Program size is another limiting factor in computing. As software grows in size, it becomes more complex. This complexity is caused by interactions between different software components, and by assumptions that we make early in the process, assumptions we find to be wrong or inaccurate later on, but we then have to work around them to avoid rewriting big chunks of code. Throughout history, the software industry has come up with ways to break large pieces of software into smaller modules. Object-oriented programming (OOP) had that as one of its primary goals, and today we see this in microservices, which are becoming the new way of making large software.
When breaking software into smaller modules we reduce the complexity that comes from interactions within a software unit at the cost of having to design the right interfaces for our modules. These interfaces, often called APIs, have a crucial role in determining the success of our design. If we get these APIs wrong and expose too much (or the wrong things), it makes it harder for our design to evolve.
Abstraction is the key to simplifying complex systems. Placing modules behind interfaces is just one way of abstraction. The programming language we use is by itself an abstraction over the machine on which the program runs, and it provides us the ability to define further abstractions, such as functions, classes and even variables (anything that can be named).

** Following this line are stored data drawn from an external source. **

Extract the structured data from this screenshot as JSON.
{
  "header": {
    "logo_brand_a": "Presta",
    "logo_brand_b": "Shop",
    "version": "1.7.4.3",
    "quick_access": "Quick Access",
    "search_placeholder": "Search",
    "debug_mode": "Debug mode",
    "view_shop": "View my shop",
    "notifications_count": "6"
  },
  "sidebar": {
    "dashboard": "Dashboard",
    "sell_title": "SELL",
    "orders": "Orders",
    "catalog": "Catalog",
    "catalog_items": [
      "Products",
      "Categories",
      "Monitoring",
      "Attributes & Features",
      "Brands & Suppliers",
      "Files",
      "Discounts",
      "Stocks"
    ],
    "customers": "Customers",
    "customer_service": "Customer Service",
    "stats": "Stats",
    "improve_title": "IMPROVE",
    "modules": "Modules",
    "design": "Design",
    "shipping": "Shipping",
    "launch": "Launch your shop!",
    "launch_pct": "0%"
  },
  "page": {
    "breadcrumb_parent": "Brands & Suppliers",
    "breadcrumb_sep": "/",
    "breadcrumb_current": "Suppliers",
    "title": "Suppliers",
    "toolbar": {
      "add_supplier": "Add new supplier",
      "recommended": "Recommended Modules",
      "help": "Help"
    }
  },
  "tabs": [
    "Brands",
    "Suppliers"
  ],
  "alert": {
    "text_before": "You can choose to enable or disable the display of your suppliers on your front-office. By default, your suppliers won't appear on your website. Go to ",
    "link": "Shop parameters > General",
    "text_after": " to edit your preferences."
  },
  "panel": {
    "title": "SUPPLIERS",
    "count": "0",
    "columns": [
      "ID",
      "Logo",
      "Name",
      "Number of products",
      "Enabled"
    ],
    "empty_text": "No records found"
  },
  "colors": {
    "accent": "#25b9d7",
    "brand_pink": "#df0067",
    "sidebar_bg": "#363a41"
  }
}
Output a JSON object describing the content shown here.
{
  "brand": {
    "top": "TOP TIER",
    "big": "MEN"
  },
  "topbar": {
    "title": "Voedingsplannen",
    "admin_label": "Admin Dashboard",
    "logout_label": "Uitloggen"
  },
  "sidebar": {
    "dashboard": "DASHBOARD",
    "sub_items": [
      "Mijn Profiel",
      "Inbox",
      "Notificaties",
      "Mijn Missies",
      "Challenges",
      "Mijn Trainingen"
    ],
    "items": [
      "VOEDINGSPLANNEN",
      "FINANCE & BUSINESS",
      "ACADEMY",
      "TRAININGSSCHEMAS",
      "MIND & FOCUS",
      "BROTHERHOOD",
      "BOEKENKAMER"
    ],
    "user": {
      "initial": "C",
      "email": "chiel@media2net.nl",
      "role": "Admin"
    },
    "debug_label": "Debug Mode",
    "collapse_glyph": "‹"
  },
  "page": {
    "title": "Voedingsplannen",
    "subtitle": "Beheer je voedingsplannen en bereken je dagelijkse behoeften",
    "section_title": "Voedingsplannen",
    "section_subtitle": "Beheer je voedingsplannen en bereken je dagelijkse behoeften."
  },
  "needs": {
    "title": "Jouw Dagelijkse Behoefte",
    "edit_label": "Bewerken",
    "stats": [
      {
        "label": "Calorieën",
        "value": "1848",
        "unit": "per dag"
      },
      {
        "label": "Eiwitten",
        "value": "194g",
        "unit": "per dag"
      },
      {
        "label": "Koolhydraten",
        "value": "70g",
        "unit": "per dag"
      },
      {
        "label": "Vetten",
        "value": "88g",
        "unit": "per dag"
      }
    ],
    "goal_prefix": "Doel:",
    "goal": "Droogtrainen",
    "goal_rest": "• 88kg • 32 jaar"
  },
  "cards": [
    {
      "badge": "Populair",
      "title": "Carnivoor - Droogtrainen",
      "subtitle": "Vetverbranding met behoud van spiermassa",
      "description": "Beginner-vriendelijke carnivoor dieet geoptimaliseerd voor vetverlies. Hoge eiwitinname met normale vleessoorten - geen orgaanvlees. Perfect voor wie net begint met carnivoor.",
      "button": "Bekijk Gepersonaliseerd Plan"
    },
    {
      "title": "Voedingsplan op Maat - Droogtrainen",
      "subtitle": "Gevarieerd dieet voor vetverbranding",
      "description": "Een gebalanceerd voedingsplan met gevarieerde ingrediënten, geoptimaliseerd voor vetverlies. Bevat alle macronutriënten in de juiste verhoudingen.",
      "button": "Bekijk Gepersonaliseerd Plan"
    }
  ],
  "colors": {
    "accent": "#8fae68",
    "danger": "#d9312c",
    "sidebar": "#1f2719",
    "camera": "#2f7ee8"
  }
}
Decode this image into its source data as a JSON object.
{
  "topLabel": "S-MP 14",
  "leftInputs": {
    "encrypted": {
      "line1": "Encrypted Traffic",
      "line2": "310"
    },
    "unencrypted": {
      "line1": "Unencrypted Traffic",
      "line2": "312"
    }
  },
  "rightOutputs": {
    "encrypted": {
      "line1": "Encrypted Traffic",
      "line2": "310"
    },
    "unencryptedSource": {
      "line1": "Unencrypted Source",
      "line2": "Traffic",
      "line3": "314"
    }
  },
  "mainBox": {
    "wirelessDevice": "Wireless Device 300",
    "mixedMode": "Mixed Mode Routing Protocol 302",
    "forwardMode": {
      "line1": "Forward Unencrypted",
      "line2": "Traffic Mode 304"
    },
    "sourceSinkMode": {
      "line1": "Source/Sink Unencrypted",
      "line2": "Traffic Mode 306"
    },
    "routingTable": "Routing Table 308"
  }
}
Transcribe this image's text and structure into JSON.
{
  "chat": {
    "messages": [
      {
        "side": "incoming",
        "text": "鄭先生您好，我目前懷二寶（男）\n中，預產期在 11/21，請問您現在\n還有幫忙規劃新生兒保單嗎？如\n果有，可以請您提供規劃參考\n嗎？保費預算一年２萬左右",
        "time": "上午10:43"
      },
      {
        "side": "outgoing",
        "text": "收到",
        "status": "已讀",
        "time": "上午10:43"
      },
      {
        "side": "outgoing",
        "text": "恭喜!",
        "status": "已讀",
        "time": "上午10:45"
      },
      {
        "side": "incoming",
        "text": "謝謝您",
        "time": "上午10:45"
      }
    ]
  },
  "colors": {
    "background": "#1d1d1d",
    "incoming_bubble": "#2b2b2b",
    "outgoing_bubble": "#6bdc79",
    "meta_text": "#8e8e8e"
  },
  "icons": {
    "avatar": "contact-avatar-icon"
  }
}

Domain-specific languages (DSLs) are computer languages that provide abstractions for a specific problem domain. HTML, for example, provides abstractions for parts of a web-page, while CSS provides abstractions for styling features. Traditionally, building languages (DSLs included) is considered hard. However, in the functional-programming community there is a long tradition of so-called embedded or internal DSLs. These are DSLs written from within a general-purpose host language (such as Lisp or Haskell), so that the compiler or interpreter of the host language can be leveraged, and so can editors, debuggers etc. However, such languages provide (under the limitations of the host language) syntax and semantics that resemble the problem domain. Interestingly, these DSLs are mostly declarative, and so are (often) the languages hosting them. In a future post I will discuss the Cedalion programming language, and how it takes the best of DSLs to allow complex software to be written in a (relatively) simple way.
OK, I wrote a lot of words, but did not way much… except give some forward pointers to posts I haven’t yet written…
The bottom line is, we live in an imperative world. It is not so because of the laws of nature or because some God has made it so. It is so because we made it so. Because imperative programming was an easier way to get hardware size down in the 40’s and 50’s. Today, when applications are massively parallel and distributed, when data sizes are well beyond what a single computer can handle and program size is often enormous, our challenges are different. Taking a cake product-tree and turning into a recipe is an easy task for a computer. Why should we do it ourselves?